A stroll around Rukotvorine’s workshop reveals diligent carving. It takes up to five years to train new staff – and there are 30 craftsmen of all ages in the company. The workshop also shows that space and output are at capacity so it’s good to hear that operations are moving to a new 1,500 sq m workshop on the outskirts of the town to cope with demand.
Last year the brothers teamed up with the design course at Sarajevo’s Academy of Fine Art and together they launched a contemporary range. The collection, by professor Salih Teskeredzic, teacher Jasna Mujkic and a graduate, Denisa Spago, is faithful to the company’s tradition but translates it into modern forms. In a world overladen with “new” designs that look so familiar, it’s striking to see something that doesn’t look like anything else.
When Bosnia-Herzegovina citizens finally got Schengen visa-free access to travel in the EU on 15 December last year, business prospects outside the country suddenly became viable for small companies like Rukotvorine. With a grant from US Aid it took its new products to IMM Cologne, the first design fair on the annual global calendar, where Teskeredzic’s daisy table was awarded an Interior Innovation Award by the German Design Council. The whole collection received enormous interest from buyers and agents not just in Europe, but from the Far East and America too. “We want to be careful not to rush into things though,” says Adem.

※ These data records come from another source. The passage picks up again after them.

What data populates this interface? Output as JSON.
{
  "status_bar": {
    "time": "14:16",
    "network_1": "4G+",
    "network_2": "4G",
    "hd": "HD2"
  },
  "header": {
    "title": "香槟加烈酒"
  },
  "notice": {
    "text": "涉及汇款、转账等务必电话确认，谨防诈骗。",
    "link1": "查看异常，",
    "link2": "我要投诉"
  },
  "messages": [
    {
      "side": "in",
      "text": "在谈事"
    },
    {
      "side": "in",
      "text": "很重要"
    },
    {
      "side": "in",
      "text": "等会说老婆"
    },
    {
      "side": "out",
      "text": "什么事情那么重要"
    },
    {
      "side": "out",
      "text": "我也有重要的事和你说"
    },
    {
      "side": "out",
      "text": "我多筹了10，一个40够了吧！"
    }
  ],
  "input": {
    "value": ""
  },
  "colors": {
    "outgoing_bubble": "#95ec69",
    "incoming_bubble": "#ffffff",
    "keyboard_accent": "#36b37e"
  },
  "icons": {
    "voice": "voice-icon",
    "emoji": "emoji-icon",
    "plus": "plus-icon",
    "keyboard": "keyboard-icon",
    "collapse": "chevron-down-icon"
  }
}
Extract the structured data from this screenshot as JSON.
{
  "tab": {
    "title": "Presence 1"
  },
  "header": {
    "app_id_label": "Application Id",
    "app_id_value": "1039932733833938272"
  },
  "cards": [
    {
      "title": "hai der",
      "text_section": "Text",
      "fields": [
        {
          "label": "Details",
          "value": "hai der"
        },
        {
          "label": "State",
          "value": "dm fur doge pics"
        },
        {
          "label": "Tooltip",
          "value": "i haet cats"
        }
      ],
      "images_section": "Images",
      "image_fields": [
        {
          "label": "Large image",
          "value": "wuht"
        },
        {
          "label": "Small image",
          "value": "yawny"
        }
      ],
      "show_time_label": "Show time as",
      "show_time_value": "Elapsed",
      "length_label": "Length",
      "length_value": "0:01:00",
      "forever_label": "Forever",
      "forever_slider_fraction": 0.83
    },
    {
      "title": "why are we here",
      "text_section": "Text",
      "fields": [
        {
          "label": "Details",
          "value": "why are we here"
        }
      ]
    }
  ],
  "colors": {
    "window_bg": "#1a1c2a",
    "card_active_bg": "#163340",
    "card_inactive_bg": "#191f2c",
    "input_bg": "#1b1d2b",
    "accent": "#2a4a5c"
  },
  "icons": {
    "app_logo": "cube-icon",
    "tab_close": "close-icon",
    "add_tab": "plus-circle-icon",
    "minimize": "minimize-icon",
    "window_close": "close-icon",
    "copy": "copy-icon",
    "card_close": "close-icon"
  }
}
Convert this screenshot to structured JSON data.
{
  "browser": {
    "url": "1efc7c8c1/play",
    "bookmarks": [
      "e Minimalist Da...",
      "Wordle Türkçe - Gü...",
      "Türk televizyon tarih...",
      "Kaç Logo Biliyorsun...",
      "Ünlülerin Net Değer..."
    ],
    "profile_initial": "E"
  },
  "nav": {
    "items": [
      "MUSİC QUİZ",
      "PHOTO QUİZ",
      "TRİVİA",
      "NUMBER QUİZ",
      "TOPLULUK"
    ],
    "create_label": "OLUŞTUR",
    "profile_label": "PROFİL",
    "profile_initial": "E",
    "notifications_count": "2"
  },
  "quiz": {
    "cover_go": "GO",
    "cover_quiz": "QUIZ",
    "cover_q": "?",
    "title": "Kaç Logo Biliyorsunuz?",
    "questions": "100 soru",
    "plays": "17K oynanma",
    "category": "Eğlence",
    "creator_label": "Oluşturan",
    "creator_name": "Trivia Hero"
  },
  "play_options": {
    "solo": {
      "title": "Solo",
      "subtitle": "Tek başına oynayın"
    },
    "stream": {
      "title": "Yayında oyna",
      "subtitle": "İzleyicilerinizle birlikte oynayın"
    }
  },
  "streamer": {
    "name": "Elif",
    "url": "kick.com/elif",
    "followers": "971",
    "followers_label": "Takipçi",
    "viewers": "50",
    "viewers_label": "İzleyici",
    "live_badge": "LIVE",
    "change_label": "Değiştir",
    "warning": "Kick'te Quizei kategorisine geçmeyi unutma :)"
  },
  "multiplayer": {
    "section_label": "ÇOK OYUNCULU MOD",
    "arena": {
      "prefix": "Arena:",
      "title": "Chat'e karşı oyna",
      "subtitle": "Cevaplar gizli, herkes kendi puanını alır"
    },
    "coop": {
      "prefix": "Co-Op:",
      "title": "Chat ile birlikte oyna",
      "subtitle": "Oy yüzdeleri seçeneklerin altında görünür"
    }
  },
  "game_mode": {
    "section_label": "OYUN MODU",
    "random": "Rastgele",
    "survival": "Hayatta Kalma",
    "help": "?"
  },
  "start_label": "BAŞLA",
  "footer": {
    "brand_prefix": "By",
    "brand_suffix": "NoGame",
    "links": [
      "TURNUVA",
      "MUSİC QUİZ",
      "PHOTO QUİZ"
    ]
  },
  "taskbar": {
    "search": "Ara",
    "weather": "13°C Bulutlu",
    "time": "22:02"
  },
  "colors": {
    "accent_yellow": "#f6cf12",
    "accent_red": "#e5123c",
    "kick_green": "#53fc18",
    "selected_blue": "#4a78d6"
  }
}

Next up for Rukotvorine is a measured business plan to expand and also to cooperate more permanently with the Academy in Sarajevo. The aim is to set up a handcraft programme where the skills can be safeguarded for generations to come. “We have a respect for quality here and we’ve proved that despite recent difficulties we have a strong current of creativity and craft,” says Adem. “I think what we make here is relevant and has a place on the international market.”
It sounds like a fairytale ending for the family firm. But it’s a lesson too. “Bosnian industry can’t compete with mass producers elsewhere so it’s vital we keep alive what we can do and what we can bring culturally as a country to the rest of the world,” says Mujkic. Neighbouring Serbia has plugged all its energy into the soulless Belgrade Design Week, shipping in celebrity designers with no sustained benefit to the local industry or culture. Here in Bosnia there’s a more humble approach to establishing a design brand and identity for the country. One with roots and integrity, one that respects the past and one that is proving to have a future.